US stock market in 2023: the most profitable companies rise the most

Posted on 2023-10-27

Much of the global stock market surge in 2023 came from the U.S. stock market, but many U.S. stock market investors don't seem to be sharing in the upside. This section will begin with a thorough assessment of the U.S. stock market (levels and equity risk premiums) before delving into the winners and losers of the year.

In the first half of 2023, the S&P 500 had a strong first half, up 15.91 per cent, while the Nasdaq, with its focus on tech stocks, realised a return of almost double that, at 31.73 per cent.

One reason for the rise in equity prices, at least in general, is that fears of runaway inflation or a deep recession have been subdued, and the decline in such fears can be seen in the equity risk premium, which is illustrated in the chart below, which shows estimates of expected returns on equities and the implied equity risk premium for the first six months ending in 2022 and 2023:

The expected return on equities (cost of equity) rose from 5.75 per cent to 9.82 per cent in 2022, the largest one-year increase in history. 2023 has been more subdued, with expected returns having fallen back to 8.81 per cent, and in the process the implied equity risk premium has peaked at 5.94 per cent at the start of 2023, before falling back to 5 per cent in mid-2023.

Despite the decline, the equity risk premium remains roughly at its average since 2008 and significantly above its average since 1960. If the essence of a bubble is that the equity risk premium becomes "too low", then, at least for the time being, these figures do not appear to be a sign of a bubble (unlike in 1999, when the equity risk premium fell to 2 per cent).


The difference between the performance of the S&P 500 and the Nasdaq this year provides clues as to which sectors will benefit the most this year.

Dividing all U.S. stocks into sectors shows that four of the 12 sectors have negative returns in 2023, energy stocks are down more than 17% this year, and the biggest winners are tech stocks, whose 43% return in 2023 almost completely makes up for their losses in 2022.

On top of that, financials were flat this year, as was real estate, due to the bankruptcies of Silicon Valley Bank and First Republic Bank. Communication services and non-essential consumer goods were strong in the first half of 2023, but are still more than 20 per cent below their pre-2022 levels.


A list of the ten worst- and best-performing segments based on market capitalisation changes in the first half of 2023 reveals that the worst performers were oilfield service companies, financial services and energy; the best-performing sector was autos and trucks, with Tesla as the big winner accounting for a large portion of the sector's market capitalisation growth.

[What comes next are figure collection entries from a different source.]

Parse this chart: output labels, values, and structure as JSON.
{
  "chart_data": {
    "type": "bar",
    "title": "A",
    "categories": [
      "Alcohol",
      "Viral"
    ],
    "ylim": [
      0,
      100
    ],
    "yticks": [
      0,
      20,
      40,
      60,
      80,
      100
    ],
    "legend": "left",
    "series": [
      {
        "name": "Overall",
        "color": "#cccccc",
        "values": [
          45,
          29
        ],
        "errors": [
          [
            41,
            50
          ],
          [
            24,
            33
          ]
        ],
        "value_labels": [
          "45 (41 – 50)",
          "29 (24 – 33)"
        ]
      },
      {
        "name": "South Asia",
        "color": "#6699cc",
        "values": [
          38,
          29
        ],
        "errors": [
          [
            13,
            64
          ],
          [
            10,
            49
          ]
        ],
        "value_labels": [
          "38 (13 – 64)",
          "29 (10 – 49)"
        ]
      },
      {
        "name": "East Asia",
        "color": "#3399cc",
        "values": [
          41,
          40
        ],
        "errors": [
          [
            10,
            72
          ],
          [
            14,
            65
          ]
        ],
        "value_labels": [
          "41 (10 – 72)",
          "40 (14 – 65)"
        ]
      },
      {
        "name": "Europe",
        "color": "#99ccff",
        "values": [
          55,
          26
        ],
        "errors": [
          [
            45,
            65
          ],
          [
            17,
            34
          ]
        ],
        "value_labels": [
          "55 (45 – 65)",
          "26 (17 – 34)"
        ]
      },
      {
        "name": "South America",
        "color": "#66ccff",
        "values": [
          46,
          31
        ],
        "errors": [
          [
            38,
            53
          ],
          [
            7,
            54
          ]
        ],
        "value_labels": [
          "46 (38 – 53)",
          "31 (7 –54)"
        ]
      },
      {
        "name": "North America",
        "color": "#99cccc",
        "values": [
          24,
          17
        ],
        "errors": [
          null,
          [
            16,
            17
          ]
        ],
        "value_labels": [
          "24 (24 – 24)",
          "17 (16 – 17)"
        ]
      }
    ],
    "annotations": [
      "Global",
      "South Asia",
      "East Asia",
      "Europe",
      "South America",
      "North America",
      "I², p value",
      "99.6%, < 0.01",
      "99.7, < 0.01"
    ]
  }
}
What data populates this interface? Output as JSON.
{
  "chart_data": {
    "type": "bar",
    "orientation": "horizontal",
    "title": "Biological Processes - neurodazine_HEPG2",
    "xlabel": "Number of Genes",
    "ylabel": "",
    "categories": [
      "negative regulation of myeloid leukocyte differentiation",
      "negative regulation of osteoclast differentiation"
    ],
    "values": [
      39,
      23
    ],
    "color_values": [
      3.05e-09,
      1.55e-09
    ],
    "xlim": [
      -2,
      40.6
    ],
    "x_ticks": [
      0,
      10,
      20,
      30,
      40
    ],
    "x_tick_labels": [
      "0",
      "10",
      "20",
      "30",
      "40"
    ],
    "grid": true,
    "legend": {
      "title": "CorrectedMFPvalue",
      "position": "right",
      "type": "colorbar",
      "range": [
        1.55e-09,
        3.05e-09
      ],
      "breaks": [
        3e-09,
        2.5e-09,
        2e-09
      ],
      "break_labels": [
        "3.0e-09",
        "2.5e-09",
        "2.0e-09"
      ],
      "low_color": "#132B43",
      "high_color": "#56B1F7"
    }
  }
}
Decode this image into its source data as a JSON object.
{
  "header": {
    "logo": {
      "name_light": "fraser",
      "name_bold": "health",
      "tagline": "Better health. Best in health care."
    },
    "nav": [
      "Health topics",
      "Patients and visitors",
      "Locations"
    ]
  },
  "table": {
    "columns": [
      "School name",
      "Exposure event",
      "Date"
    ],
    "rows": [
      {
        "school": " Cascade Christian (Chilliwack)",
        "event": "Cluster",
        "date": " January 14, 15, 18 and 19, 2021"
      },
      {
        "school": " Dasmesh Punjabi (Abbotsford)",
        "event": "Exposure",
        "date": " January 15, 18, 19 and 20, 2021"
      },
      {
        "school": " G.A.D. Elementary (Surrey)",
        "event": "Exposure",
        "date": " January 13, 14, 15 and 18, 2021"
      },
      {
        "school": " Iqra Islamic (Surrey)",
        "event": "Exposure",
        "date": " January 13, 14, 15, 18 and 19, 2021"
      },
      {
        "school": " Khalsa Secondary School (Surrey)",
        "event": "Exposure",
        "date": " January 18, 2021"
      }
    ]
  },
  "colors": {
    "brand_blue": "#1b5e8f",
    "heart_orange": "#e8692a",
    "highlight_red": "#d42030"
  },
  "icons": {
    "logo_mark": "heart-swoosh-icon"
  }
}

Semiconductors, computers/peripherals and software also performed better, not only in terms of percentage growth, but also in terms of absolute value change, with market capitalisations exceeding a trillion dollars.


Breaking companies down into deciles based on their market capitalisation at the start of 2023, and then breaking stocks down into profit and loss companies based on their net earnings in 2022, shows that the largest decile of money-making companies by market capitalisation accounted for almost all of the gains in the market capitalisation of all U.S. stocks.

In the first six months of 2023, the market capitalisation of these large money-making companies increased by $5.3 trillion, with the seven large technology companies (Apple, Microsoft, Nvidia, Amazon, Tesla, Facebook and Google) adding a combined $4.14 trillion to their market capitalisation, accounting for 97.2 per cent and 80 per cent, respectively, of the $5.45 trillion increase in the value of all US equities.


Value investing, represented by low PE and low PB stocks, has lagged behind growth investing over the past decade, with high-growth stocks delivering much higher returns than old-time value stocks (low PE, high dividend yields, etc.).

In 2022, old-time value investors feel vindicated because the losses in 2022 were inflicted on high-growth stocks, especially in the tech sector.

However, the situation reverses again in 2023, with the familiar pattern of the past decade returning, and high PB stocks again delivering significantly higher returns than low PB stocks: in terms of price-to-book ratios, almost all of the value added in the US stock market in 2023 comes from stocks in the top two deciles.

The back and forth between value and growth investing in the win/lose column in 2023 leads me to believe that this pattern will continue to play out over the next decade with no decisive winners.